Francesco, le religioni e la sete di assoluto




Prenderà i passi di papa Francesco il cammino della Chiesa cattolica per un dialogo con le altre religioni, in vista di una proficua collaborazione a tutela del creato e degli uomini, in particolare "per il bene di chi è più povero, di chi è debole e di chi soffre, per favorire la giustizia, per promuovere la riconciliazione, per costruire la pace". Il cammino francescano di papa Bergoglio ha fatto una nuova e significativa tappa, questa mattina, sulla soglia delle altre religioni, cristiane e non, che hanno partecipato alla messa di inaugurazione del ministero petrino.

Un incontro per ringraziare della presenza alla cerimonia di ieri, attraverso la quale "ho riconosciuto spiritualmente presenti le comunità che rappresentate" ha detto il papa.
Ma l'incontro in sala Clementina riveste una ben più grande rilevanza ed è quella pertinente alla ferma volontà del nuovo pontefice di procedere sul cammino intrapreso da Giovanni Paolo II e proseguito da Benedetto XVI per favorire un percorso comune con le altre religioni.

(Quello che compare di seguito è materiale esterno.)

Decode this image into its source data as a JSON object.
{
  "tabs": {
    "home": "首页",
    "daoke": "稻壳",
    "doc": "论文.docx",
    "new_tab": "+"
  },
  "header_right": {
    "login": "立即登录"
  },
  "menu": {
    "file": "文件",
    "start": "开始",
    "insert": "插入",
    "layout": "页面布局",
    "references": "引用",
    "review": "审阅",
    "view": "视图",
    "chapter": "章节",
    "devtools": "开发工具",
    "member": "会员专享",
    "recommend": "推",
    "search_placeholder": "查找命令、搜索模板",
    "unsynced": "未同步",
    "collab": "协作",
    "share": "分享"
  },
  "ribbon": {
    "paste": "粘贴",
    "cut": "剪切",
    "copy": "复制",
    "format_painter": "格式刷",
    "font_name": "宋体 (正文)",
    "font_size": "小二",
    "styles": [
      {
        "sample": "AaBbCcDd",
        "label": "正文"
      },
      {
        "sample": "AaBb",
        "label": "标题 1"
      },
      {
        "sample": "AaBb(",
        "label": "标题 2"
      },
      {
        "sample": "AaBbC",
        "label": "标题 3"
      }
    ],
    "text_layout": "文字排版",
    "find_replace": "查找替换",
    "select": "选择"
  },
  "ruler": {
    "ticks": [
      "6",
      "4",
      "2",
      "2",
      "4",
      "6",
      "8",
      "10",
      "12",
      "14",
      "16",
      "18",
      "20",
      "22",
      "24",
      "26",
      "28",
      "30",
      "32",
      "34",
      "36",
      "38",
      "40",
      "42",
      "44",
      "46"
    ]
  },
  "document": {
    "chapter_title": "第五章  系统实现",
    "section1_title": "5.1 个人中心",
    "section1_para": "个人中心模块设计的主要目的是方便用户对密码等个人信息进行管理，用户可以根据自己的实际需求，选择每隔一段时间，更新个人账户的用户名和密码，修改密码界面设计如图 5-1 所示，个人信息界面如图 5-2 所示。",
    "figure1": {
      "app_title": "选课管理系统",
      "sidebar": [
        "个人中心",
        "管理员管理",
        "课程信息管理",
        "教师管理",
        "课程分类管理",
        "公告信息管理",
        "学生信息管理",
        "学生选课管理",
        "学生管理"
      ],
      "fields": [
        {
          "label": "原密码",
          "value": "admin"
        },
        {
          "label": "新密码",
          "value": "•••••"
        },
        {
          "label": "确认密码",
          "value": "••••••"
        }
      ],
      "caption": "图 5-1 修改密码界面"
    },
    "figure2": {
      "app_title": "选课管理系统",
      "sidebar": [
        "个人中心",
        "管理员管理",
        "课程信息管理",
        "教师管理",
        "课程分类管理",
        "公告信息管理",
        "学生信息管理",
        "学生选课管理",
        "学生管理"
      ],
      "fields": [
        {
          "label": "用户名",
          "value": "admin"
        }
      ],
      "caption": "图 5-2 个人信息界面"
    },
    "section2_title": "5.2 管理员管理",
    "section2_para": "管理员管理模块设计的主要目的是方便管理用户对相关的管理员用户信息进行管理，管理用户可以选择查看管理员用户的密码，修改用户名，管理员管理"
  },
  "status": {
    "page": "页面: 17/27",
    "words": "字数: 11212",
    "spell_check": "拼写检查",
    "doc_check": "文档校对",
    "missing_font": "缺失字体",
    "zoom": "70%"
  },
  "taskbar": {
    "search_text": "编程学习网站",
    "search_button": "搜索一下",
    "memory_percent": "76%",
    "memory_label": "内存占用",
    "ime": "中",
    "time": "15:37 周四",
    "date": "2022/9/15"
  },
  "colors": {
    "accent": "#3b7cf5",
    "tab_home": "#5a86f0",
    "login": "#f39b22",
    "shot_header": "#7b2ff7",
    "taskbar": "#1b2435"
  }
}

Quel dialogo ecumenico che richiama subito alla mente gli incontri e lo spirito di Assisi, centro mondiale per il confronto e l'impegno a disegnare un orizzonte di convivenza pacifica, dove potrebbe recarsi presto in visita il nuovo papa. Francesco ha così inteso riconoscere la centralità della religione e di un cammino favorito cinquanta anni fa dal Concilio Vaticano II, nella cui ricorrenza papa Ratzinger ha indetto l'Anno della fede.
Lo sguardo di papa Francesco va ad abbracciare le Chiese e le comunità cristiane, alle quali domanda "la carità di una speciale preghiera per la mia persona, affinché possa essere un pastore secondo il cuore di Cristo"; il popolo ebraico con il quale confida di "proseguire proficuamente quel fraterno dialogo che il Concilio auspicava e che si è effettivamente realizzato, portando non pochi frutti, specialmente nel corso degli ultimi decenni"; le altre tradizioni religiose, a partire dai musulmani, con la speranza di "crescere nella stima reciproca e nella cooperazione per il bene comune dell’umanità".
Ed è attraverso la "promozione dell’amicizia e del rispetto tra uomini e donne di diverse tradizioni religiose" che per papa Francesco passa la responsabilità per la tutela e la custodia del creato. Mediante un impegno per coloro che sono più deboli e sofferenti, non solo materialmente ma anche sotto il profilo dei valori.
Una campagna contro la mercificazione dell'uomo e a favore di un recupero dell'assoluto che spesso finisce schiacciato dalle logiche della società e dell'economia.  
"Dobbiamo tenere viva nel mondo la sete dell’assoluto - ha raccomandato Francesco - non permettendo che prevalga una visione della persona umana a una sola dimensione, secondo cui l’uomo si riduce a ciò che produce e a ciò che consuma: è questa una delle insidie più pericolose per il nostro tempo".
Un impegno a testimoniare la presenza di Dio, perché "sappiamo quanta violenza abbia prodotto nella storia recente il tentativo di eliminare Dio e il divino dall’orizzonte dell’umanità", dando spazio alla "originaria apertura alla trascendenza che è insita nel cuore dell’uomo".
Con un passo in avanti, come ribadito più volte efficacemente anche da Benedetto XVI: "in ciò - ha concluso papa Francesco - sentiamo vicini anche tutti quegli uomini e donne che, pur non riconoscendosi appartenenti ad alcuna tradizione religiosa, si sentono tuttavia in ricerca della verità, della bontà e della bellezza, questa verità, bontà e bellezza di Dio, e che sono nostri preziosi alleati nell’impegno a difesa della dignità dell’uomo, nella costruzione di una convivenza pacifica fra i popoli e nel custodire con cura il creato". (eli)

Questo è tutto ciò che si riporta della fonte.